O estudo do proteoma possibilitará ao homem, no futuro, alterar
e mudar os rumos da estrutura do organismo humano. Nessa perspectiva,
sob a coordenação da Fundação de Amparo
à Pesquisa do Estado de São Paulo (Fapesp), o Laboratório
Nacional de Luz Síncrotron (LNLS) e a Empresa Brasileira
de Pesquisa Agropecuária (Embrapa) firmaram convênio,
no qual está sendo montado um laboratório especializado
na pesquisa do proteoma. Situado nas instalações do
LNLS, está sendo organizado pelo pesquisador da Embrapa Carlos
Bloch Jr., biólogo pela UnB com pós doutorado em físico-química
de macro-moléculas na Inglaterra (UCL). A revista ComCiência
entrevistou o pesquisador para saber sobre a montagem do laboratório
e a situação atual das pesquisas sobre proteoma no
Brasil e no mundo.
Comciência
- O que significa proteômica?
Bloch - Historicamente
as coisas começaram com o genoma, uma forma de estudar todos os
genes de um determinado organismo. Quando se notou que o material genético
não era suficiente para entender o que estava acontecendo com esse
organismo, surgiu a necessidade de se estudar o que realmente atua sobre
ele, ou seja, as proteínas. Por exemplo, podemos citar as diferenças
que existem entre o ovo, o pinto e o galo. Todos eles têm o mesmo
genoma, porém, apresentam diferentes estágios de expressão
gênica, em outras palavras, o conjunto de proteínas que esta
presente em cada um dos estágios de vida dessa espécie é
diferente. Portanto, uma das definições mais aceita de proteoma
é a que se refere ao estudo global das proteínas presentes
em um determinado evento ou momento metabólico, isto e', durante
as diferentes fases de crescimento da ave, diversos genes são "ligados"
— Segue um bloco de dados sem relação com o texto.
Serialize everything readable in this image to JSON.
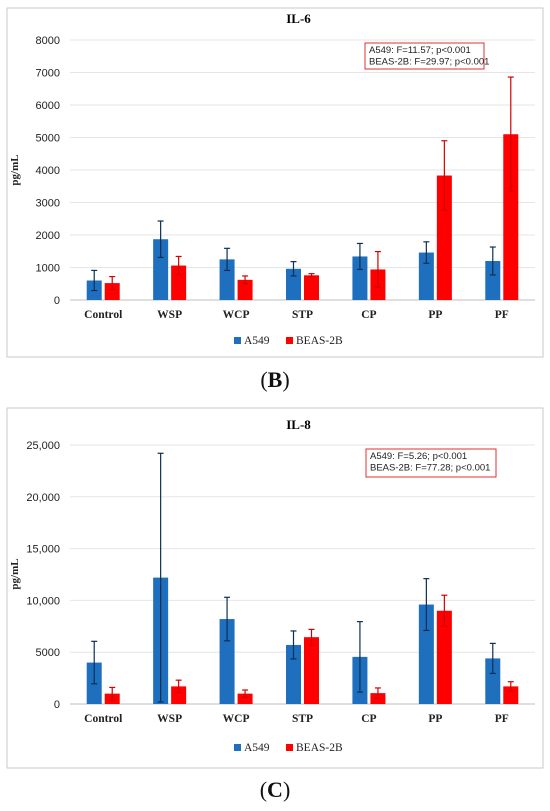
{
  "chart_data": [
    {
      "type": "bar",
      "title": "IL-6",
      "ylabel": "pg/mL",
      "ylim": [
        0,
        8000
      ],
      "yticks": [
        "0",
        "1000",
        "2000",
        "3000",
        "4000",
        "5000",
        "6000",
        "7000",
        "8000"
      ],
      "ytick_values": [
        0,
        1000,
        2000,
        3000,
        4000,
        5000,
        6000,
        7000,
        8000
      ],
      "categories": [
        "Control",
        "WSP",
        "WCP",
        "STP",
        "CP",
        "PP",
        "PF"
      ],
      "series": [
        {
          "name": "A549",
          "color": "#1f6fbf",
          "values": [
            600,
            1870,
            1250,
            960,
            1340,
            1460,
            1200
          ],
          "errors": [
            310,
            560,
            340,
            220,
            400,
            330,
            430
          ]
        },
        {
          "name": "BEAS-2B",
          "color": "#ff0000",
          "values": [
            520,
            1060,
            620,
            760,
            940,
            3830,
            5100
          ],
          "errors": [
            200,
            280,
            120,
            50,
            550,
            1070,
            1760
          ]
        }
      ],
      "annotation": [
        "A549: F=11.57; p<0.001",
        "BEAS-2B: F=29.97; p<0.001"
      ],
      "legend_position": "bottom",
      "caption_letter": "B"
    },
    {
      "type": "bar",
      "title": "IL-8",
      "ylabel": "pg/mL",
      "ylim": [
        0,
        25000
      ],
      "yticks": [
        "0",
        "5000",
        "10,000",
        "15,000",
        "20,000",
        "25,000"
      ],
      "ytick_values": [
        0,
        5000,
        10000,
        15000,
        20000,
        25000
      ],
      "categories": [
        "Control",
        "WSP",
        "WCP",
        "STP",
        "CP",
        "PP",
        "PF"
      ],
      "series": [
        {
          "name": "A549",
          "color": "#1f6fbf",
          "values": [
            4000,
            12200,
            8200,
            5700,
            4550,
            9600,
            4400
          ],
          "errors": [
            2050,
            12000,
            2100,
            1350,
            3400,
            2500,
            1450
          ]
        },
        {
          "name": "BEAS-2B",
          "color": "#ff0000",
          "values": [
            1000,
            1700,
            1000,
            6450,
            1050,
            9000,
            1700
          ],
          "errors": [
            600,
            600,
            350,
            750,
            500,
            1500,
            450
          ]
        }
      ],
      "annotation": [
        "A549: F=5.26; p<0.001",
        "BEAS-2B: F=77.28; p<0.001"
      ],
      "legend_position": "bottom",
      "caption_letter": "C"
    }
  ],
  "captions": {
    "b": {
      "open": "(",
      "letter": "B",
      "close": ")"
    },
    "c": {
      "open": "(",
      "letter": "C",
      "close": ")"
    }
  }
}
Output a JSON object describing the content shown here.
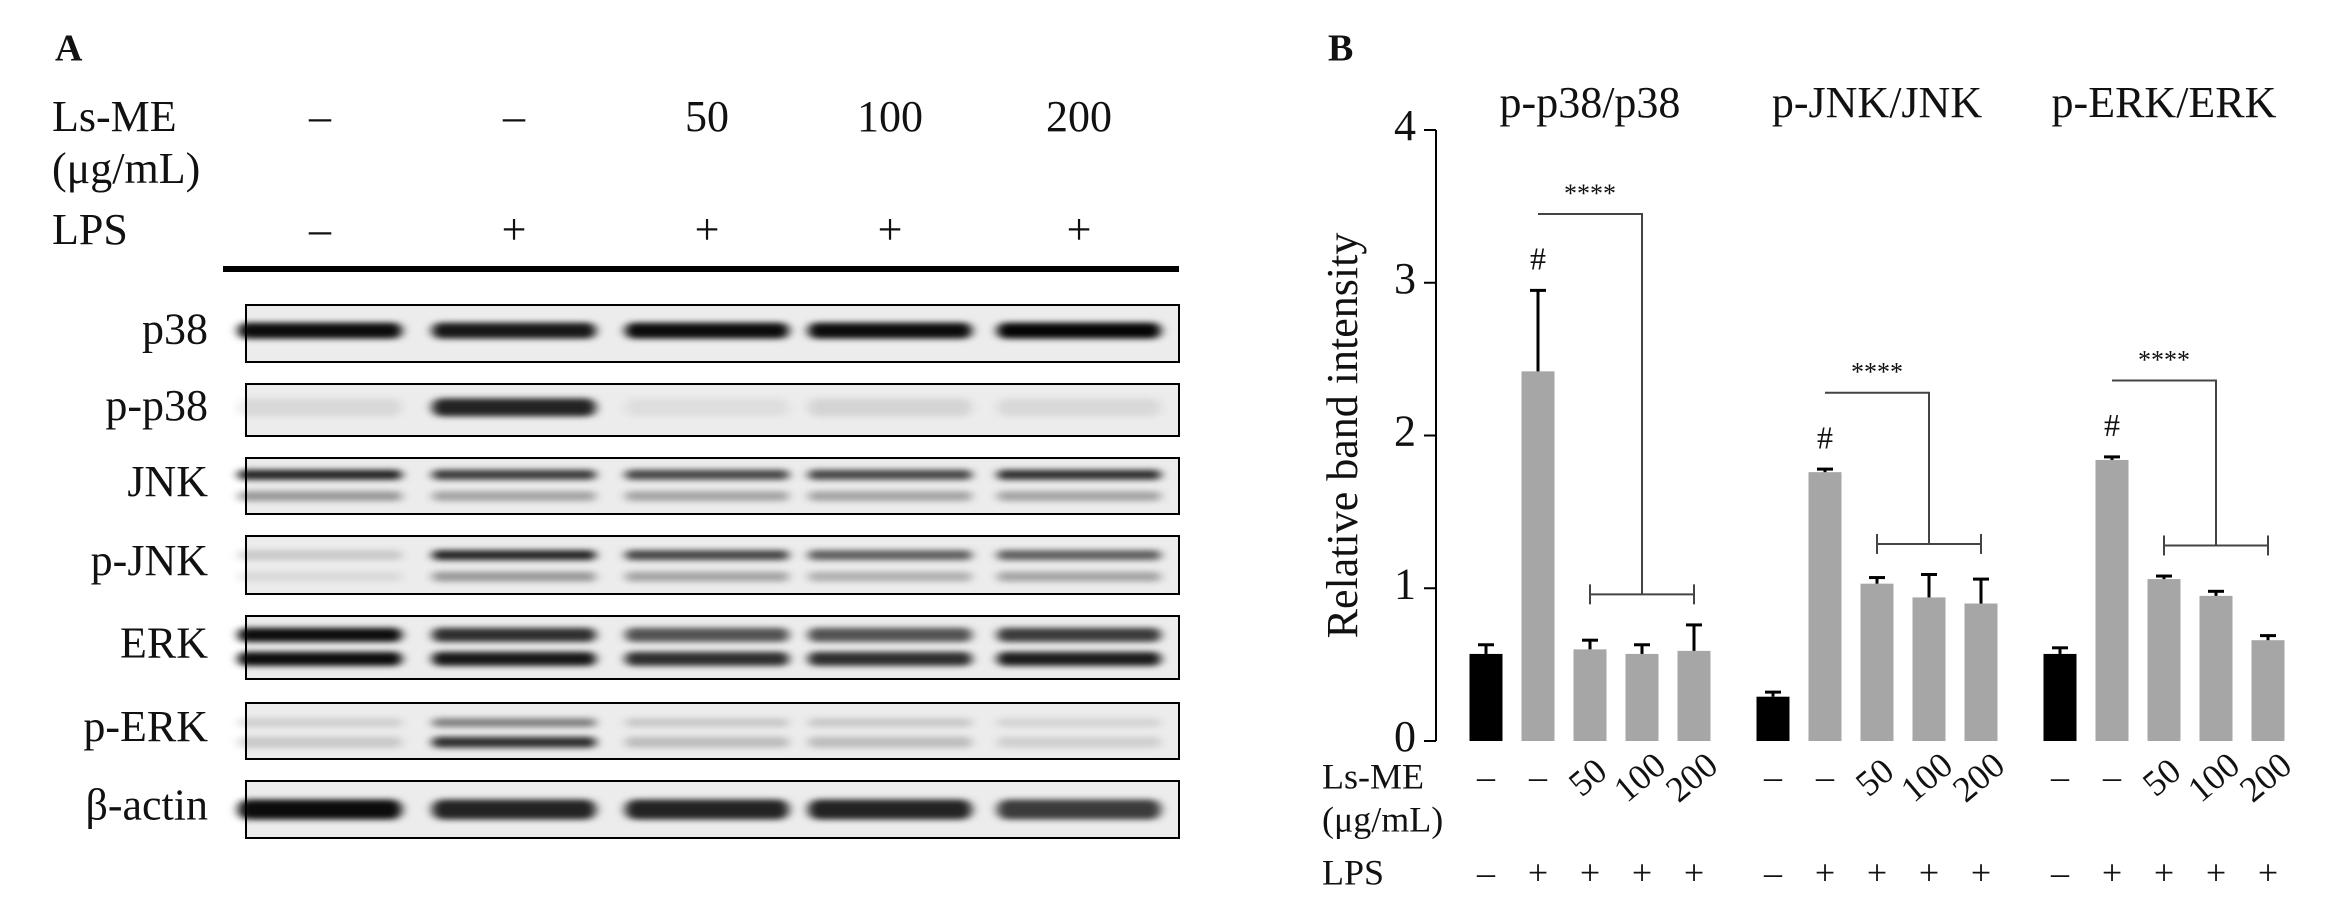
{
  "panel_a": {
    "label": "A",
    "ls_me_label": "Ls-ME",
    "unit_label": "(μg/mL)",
    "ls_me_values": [
      "–",
      "–",
      "50",
      "100",
      "200"
    ],
    "lps_label": "LPS",
    "lps_values": [
      "–",
      "+",
      "+",
      "+",
      "+"
    ],
    "blots": [
      "p38",
      "p-p38",
      "JNK",
      "p-JNK",
      "ERK",
      "p-ERK",
      "β-actin"
    ]
  },
  "chart_data": {
    "type": "bar",
    "panel_label": "B",
    "ylabel": "Relative band intensity",
    "ylim": [
      0,
      4
    ],
    "yticks": [
      0,
      1,
      2,
      3,
      4
    ],
    "bar_colors": [
      "#000000",
      "#a6a6a6",
      "#a6a6a6",
      "#a6a6a6",
      "#a6a6a6"
    ],
    "ls_me_label": "Ls-ME",
    "unit_label": "(μg/mL)",
    "lps_label": "LPS",
    "ls_me_values": [
      "–",
      "–",
      "50",
      "100",
      "200"
    ],
    "lps_values": [
      "–",
      "+",
      "+",
      "+",
      "+"
    ],
    "groups": [
      {
        "name": "p-p38/p38",
        "values": [
          0.57,
          2.42,
          0.6,
          0.57,
          0.59
        ],
        "errors": [
          0.06,
          0.53,
          0.06,
          0.06,
          0.17
        ],
        "marker": "#",
        "significance": "****"
      },
      {
        "name": "p-JNK/JNK",
        "values": [
          0.29,
          1.76,
          1.03,
          0.94,
          0.9
        ],
        "errors": [
          0.03,
          0.02,
          0.04,
          0.15,
          0.16
        ],
        "marker": "#",
        "significance": "****"
      },
      {
        "name": "p-ERK/ERK",
        "values": [
          0.57,
          1.84,
          1.06,
          0.95,
          0.66
        ],
        "errors": [
          0.04,
          0.02,
          0.02,
          0.03,
          0.03
        ],
        "marker": "#",
        "significance": "****"
      }
    ]
  }
}
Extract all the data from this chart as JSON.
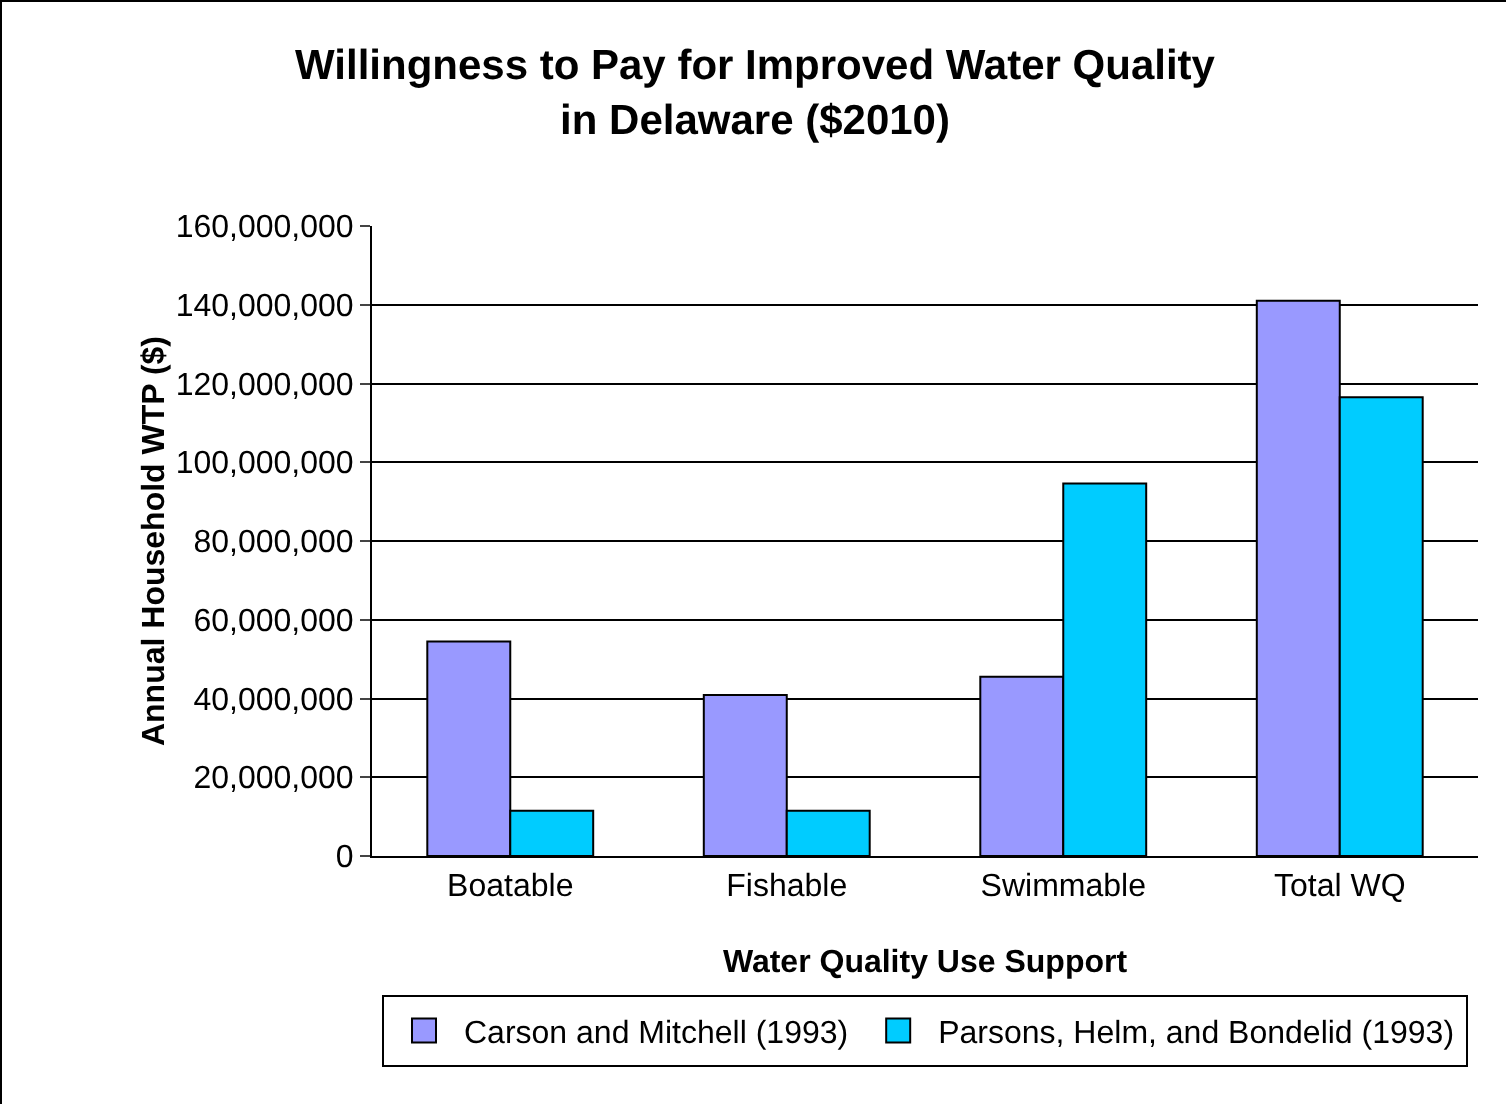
{
  "chart_data": {
    "type": "bar",
    "title": "Willingness to Pay for Improved Water Quality\nin Delaware ($2010)",
    "xlabel": "Water Quality Use Support",
    "ylabel": "Annual Household WTP ($)",
    "categories": [
      "Boatable",
      "Fishable",
      "Swimmable",
      "Total WQ"
    ],
    "series": [
      {
        "name": "Carson and Mitchell (1993)",
        "color": "#9999ff",
        "values": [
          54500000,
          40900000,
          45500000,
          141000000
        ]
      },
      {
        "name": "Parsons, Helm, and Bondelid (1993)",
        "color": "#00ccff",
        "values": [
          11500000,
          11500000,
          94600000,
          116500000
        ]
      }
    ],
    "ylim": [
      0,
      160000000
    ],
    "yticks": [
      {
        "value": 0,
        "label": "0"
      },
      {
        "value": 20000000,
        "label": "20,000,000"
      },
      {
        "value": 40000000,
        "label": "40,000,000"
      },
      {
        "value": 60000000,
        "label": "60,000,000"
      },
      {
        "value": 80000000,
        "label": "80,000,000"
      },
      {
        "value": 100000000,
        "label": "100,000,000"
      },
      {
        "value": 120000000,
        "label": "120,000,000"
      },
      {
        "value": 140000000,
        "label": "140,000,000"
      },
      {
        "value": 160000000,
        "label": "160,000,000"
      }
    ],
    "grid": "y",
    "legend": "bottom"
  }
}
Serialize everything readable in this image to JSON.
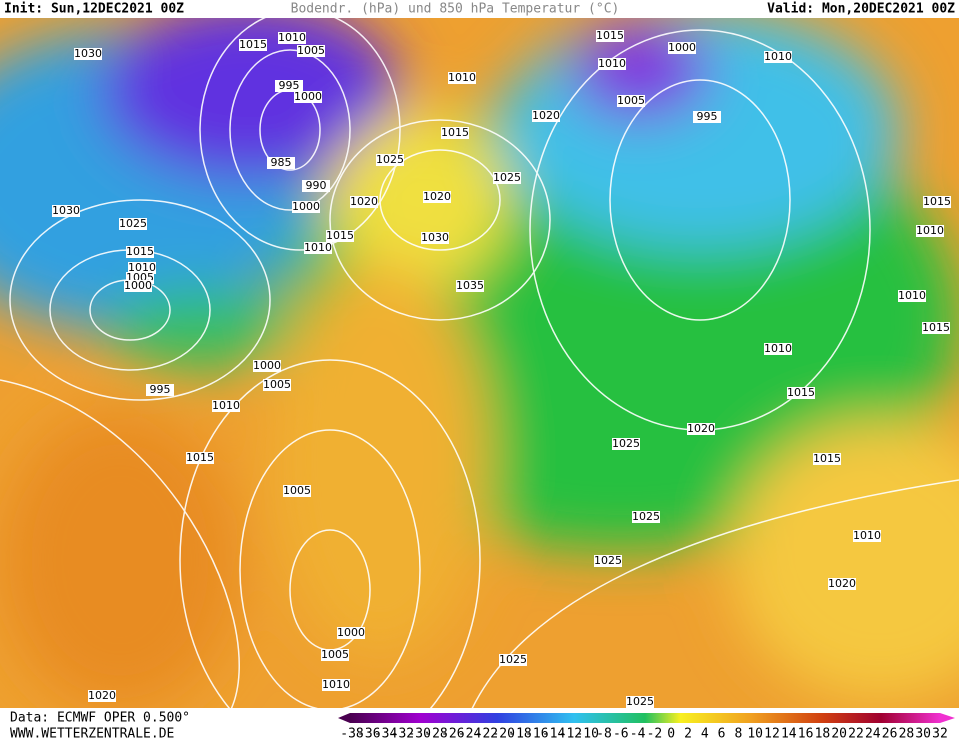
{
  "header": {
    "init": "Init: Sun,12DEC2021 00Z",
    "title": "Bodendr. (hPa) und 850 hPa Temperatur (°C)",
    "valid": "Valid: Mon,20DEC2021 00Z"
  },
  "footer": {
    "data": "Data: ECMWF OPER 0.500°",
    "site": "WWW.WETTERZENTRALE.DE"
  },
  "colorbar": {
    "ticks": [
      -38,
      -36,
      -34,
      -32,
      -30,
      -28,
      -26,
      -24,
      -22,
      -20,
      -18,
      -16,
      -14,
      -12,
      -10,
      -8,
      -6,
      -4,
      -2,
      0,
      2,
      4,
      6,
      8,
      10,
      12,
      14,
      16,
      18,
      20,
      22,
      24,
      26,
      28,
      30,
      32
    ]
  },
  "isobars": [
    "1030",
    "1015",
    "1010",
    "1005",
    "995",
    "1000",
    "985",
    "990",
    "1000",
    "1010",
    "1015",
    "1025",
    "1020",
    "1020",
    "1030",
    "1035",
    "1025",
    "1015",
    "1010",
    "1020",
    "1015",
    "1010",
    "1000",
    "1005",
    "995",
    "1010",
    "1030",
    "1025",
    "1015",
    "1010",
    "1005",
    "1000",
    "1000",
    "1005",
    "995",
    "1010",
    "1015",
    "1005",
    "1025",
    "1020",
    "1010",
    "1015",
    "1015",
    "1025",
    "1025",
    "1010",
    "1020",
    "1000",
    "1005",
    "1010",
    "1025",
    "1025",
    "1020",
    "1015",
    "1010",
    "1010",
    "1015"
  ]
}
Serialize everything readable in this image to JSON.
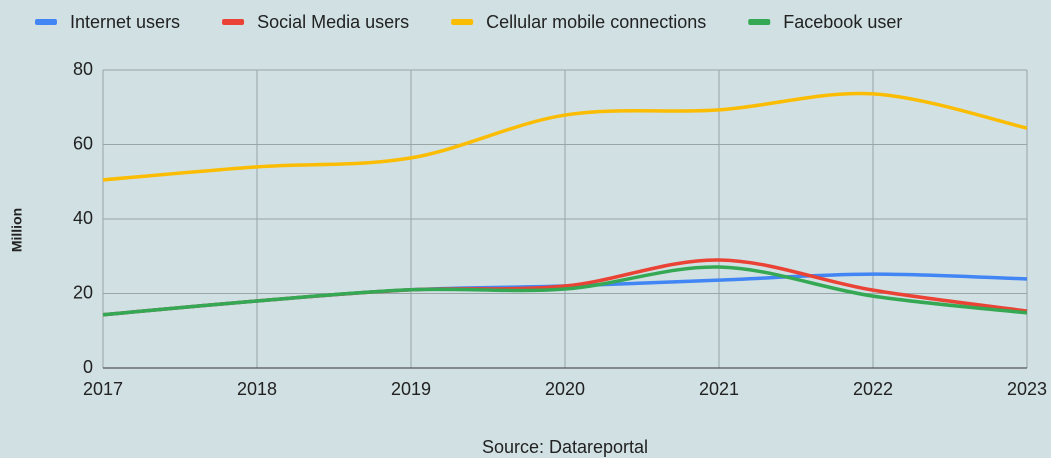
{
  "chart_data": {
    "type": "line",
    "y_label": "Million",
    "x_label": "Source: Datareportal",
    "x": [
      2017,
      2018,
      2019,
      2020,
      2021,
      2022,
      2023
    ],
    "xlim": [
      2017,
      2023
    ],
    "xticks": [
      2017,
      2018,
      2019,
      2020,
      2021,
      2022,
      2023
    ],
    "ylim": [
      0,
      80
    ],
    "yticks": [
      0,
      20,
      40,
      60,
      80
    ],
    "grid": true,
    "legend": "top",
    "smooth": true,
    "series": [
      {
        "name": "Internet users",
        "color": "#4285f4",
        "values": [
          14.3,
          18,
          21,
          22,
          23.6,
          25.2,
          23.9
        ]
      },
      {
        "name": "Social Media users",
        "color": "#ea4335",
        "values": [
          14.3,
          18,
          21,
          22,
          29,
          20.9,
          15.3
        ]
      },
      {
        "name": "Cellular mobile connections",
        "color": "#fbbc04",
        "values": [
          50.5,
          54,
          56.4,
          67.9,
          69.3,
          73.6,
          64.4
        ]
      },
      {
        "name": "Facebook user",
        "color": "#34a853",
        "values": [
          14.3,
          18,
          21,
          21.2,
          27.1,
          19.3,
          14.8
        ]
      }
    ]
  }
}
enquanto outros são "desligados", indicando assim que
determinados conjuntos de proteínas param de ser expressos, enquanto
outros começariam a ser sintetizados. Como acontece com o ser humano
quando chega a puberdade; uma série de hormônios vai surgir
resultando, por exemplo, no aparecimento de barba, seios, enfim, é
tudo isso que eu chamo de momento ou padrão metabólico.
No caso de uma célula cancerosa, ela possui um padrão metabólico
diferente da célula normal e, com isso, uma expressão de
genes diferente da observada em uma célula normal. O estudo dessas
diferenças pode revelar o gene ou os genes envolvidos nessas diferenças,
oferecendo assim uma indicação precisa dos alvos metabólicos
a serem estudados.
Comciência
- Em quantos laboratórios se pesquisa o proteoma?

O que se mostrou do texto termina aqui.